通信事業者の中期経営計画を確認すると、その多くが通信事業に危機感を持ち、ARPU(1ユーザー当たりの収益)の拡大と、CAPEX(投資コスト)/OPEX(運用コスト)の削減に取り組んでいる様子がうかがえる。
特にコンシューマー市場については、人口減少が進むなか、ユーザー数の拡大が期待できない状況が続く。「ARPU拡大とCAPEX/OPEX削減は通信事業者にとって永遠の課題と言える」とNEC ネットワークサービスビジネスユニット ネットワークソリューション事業部門 BSS/OSS事業統括部 BSS SEグループ ディレクターの横井裕氏は語る。
さらに「楽天の新規参入以降の通信料金の値下げにより、収益は減少している」とServiceNow Headof Telecom, Media & Technology(TMT),Japanの松田康典氏が話すように、近年は通信料金の値下げも向かい風となってきた。特に影響が大きかったのが、政府による料金値下げ要請を受けて、2021年3月に大手キャリア3社が導入した新料金プランである。20GBのデータ通信を月額3000円以下で提供し、APRU下落に拍車がかかった。

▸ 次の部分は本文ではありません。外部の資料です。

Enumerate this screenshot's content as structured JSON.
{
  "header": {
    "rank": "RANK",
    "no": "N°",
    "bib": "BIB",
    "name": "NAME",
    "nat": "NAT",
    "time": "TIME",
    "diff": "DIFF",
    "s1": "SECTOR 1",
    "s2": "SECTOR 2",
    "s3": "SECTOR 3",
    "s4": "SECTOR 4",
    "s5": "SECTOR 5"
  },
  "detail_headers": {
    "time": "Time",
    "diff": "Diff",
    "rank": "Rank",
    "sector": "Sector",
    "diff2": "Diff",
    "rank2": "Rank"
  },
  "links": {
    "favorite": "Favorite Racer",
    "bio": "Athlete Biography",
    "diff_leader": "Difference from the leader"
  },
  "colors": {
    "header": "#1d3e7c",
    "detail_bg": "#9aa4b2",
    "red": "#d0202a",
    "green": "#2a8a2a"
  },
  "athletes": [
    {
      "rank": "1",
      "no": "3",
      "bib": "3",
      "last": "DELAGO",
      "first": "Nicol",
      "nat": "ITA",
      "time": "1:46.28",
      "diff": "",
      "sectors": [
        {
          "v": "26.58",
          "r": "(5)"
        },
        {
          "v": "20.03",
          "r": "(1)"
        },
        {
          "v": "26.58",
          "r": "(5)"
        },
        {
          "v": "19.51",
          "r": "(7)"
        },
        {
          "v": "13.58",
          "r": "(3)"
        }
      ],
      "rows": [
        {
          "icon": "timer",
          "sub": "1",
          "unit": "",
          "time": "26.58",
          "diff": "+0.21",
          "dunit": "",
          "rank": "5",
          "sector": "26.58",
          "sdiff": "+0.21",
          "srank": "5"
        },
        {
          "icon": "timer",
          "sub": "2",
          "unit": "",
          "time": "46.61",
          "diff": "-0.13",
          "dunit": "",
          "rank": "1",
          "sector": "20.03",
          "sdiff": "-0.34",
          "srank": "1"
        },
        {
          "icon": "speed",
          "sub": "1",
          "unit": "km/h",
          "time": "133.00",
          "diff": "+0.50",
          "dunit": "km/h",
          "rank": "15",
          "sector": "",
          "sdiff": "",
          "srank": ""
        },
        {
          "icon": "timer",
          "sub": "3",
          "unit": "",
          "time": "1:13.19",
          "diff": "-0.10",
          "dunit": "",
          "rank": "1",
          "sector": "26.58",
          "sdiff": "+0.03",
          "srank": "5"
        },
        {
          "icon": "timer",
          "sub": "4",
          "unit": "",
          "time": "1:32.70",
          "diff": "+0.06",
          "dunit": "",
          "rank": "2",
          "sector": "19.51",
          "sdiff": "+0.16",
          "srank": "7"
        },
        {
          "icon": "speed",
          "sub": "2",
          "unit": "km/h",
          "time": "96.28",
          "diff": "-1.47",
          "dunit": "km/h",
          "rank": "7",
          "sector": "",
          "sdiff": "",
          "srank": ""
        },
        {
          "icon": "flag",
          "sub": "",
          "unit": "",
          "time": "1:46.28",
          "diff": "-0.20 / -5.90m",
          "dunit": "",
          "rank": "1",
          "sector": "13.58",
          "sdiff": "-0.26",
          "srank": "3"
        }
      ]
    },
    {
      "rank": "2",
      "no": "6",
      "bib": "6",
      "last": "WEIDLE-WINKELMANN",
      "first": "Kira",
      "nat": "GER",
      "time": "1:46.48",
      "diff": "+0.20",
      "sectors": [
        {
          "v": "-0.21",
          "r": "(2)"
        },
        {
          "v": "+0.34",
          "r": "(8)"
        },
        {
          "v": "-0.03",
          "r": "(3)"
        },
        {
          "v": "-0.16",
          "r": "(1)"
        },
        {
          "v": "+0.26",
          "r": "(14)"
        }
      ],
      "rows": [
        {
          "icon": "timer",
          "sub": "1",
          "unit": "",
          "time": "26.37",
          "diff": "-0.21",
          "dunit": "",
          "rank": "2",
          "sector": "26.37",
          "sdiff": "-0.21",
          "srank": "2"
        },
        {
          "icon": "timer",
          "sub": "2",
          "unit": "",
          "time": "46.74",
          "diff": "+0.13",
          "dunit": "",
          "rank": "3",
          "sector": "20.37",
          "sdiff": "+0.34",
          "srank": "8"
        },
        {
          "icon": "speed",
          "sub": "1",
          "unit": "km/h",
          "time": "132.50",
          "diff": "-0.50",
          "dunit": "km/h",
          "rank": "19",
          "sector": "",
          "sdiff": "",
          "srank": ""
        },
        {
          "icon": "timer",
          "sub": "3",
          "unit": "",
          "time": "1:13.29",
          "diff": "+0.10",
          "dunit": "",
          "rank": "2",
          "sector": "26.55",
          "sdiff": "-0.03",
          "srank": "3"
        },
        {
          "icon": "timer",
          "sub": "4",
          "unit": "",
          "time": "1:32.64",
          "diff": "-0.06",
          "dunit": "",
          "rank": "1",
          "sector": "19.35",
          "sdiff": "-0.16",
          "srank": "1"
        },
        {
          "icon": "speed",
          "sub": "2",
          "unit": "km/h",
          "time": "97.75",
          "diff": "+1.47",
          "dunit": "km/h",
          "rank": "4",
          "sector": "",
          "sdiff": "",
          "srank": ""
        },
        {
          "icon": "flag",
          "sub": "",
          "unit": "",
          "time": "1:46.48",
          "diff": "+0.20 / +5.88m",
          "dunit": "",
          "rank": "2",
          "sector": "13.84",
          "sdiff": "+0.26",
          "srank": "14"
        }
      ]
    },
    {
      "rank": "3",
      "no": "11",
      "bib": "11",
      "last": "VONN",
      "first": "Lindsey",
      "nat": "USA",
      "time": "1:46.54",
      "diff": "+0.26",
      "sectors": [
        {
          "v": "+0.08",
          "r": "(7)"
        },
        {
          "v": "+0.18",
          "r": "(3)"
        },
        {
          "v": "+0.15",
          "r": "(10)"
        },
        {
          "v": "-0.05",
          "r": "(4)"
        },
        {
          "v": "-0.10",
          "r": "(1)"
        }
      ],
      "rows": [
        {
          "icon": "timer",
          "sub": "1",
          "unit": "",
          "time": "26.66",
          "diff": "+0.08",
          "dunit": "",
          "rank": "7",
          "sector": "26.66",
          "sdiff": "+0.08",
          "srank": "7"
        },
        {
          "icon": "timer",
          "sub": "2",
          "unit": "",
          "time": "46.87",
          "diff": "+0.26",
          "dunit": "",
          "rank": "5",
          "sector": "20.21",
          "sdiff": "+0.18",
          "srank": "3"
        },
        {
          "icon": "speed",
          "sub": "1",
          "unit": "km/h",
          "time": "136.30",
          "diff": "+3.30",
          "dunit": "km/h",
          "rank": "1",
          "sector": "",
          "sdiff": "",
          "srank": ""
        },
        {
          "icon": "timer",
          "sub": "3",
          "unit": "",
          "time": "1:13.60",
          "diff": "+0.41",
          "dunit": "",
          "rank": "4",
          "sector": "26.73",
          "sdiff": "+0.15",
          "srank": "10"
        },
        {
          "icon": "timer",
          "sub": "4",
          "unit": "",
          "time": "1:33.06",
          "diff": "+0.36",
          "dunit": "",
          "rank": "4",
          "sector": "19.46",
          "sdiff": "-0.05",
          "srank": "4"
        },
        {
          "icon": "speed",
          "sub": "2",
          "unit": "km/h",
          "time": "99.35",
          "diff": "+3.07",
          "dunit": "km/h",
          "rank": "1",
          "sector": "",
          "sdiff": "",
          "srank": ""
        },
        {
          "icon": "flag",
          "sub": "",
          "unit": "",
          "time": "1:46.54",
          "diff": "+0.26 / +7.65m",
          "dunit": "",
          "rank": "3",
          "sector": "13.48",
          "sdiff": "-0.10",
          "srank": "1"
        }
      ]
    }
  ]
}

このようにコンシューマー事業の収益性が低下する中、通信事業者が活路を見出しているのが法人ビジネスである。「ユーザー数は頭打ちだが、IoTの普及によりコミュニケーションするデバイスは増えており、この領域のユーザーを取り込んでいかなければならない」と松田氏は指摘する。
手作業で運用
かつて自身も通信事業者に勤めていた松田氏は、法人ビジネスの課題をこのように話す。「オペレーションの効率化が遅れており、コンシューマー事業と比べてユーザーライクなサービスの提供に至っていない。運用がマニュアル化し、ユーザーからすると複雑化している」(図表1)。
図表1 マニュアル化されたワークフローのイメージ
通信事業者の法人向けサービスのWebサイトを訪れると、多種多様なサービスが並び、目的に沿ったサービスもすぐに見つけることが可能だ。だがその一方で、大抵の場合はネット上でサービスを申し込むことはできず、契約には営業担当者への問い合わせが必要になることにも気づくはずだ。「ユーザーからの問い合わせの裏では、多くの人員がマニュアルでシステムを動かし、時間をかけて対応している」と松田氏は明かす。
手作業からの脱却のために、まず必要となっているのが、通信事業者向け業務システムであるBSS/OSS(Business Support Systems/Operation Support Systems)の改修である。
BSSは、ユーザーからの申込受付からサービス提供、契約管理、料金計算、請求、回収、収納、督促までの一連のプロセスを担う。「多くの通信事業者がBSSを3Gの時代から改修してきた歴史があり、現在はブラックボックス化やサイロ化したシステムが乱立している状況になっている」と横井氏は解説する。これは、通信事業者のネットワークの運用管理システムであるOSSも同様の状況だ。
ブラックボックス化/サイロ化したシステムは、迅速なサービス展開の障害となっている。現在は、「『契約すれば1年間Netflix無料』といった具合に、商材の組み合わせで工夫して勝負する時代になっている」(横井氏)が、システムの都合でタイムリーに提供できない。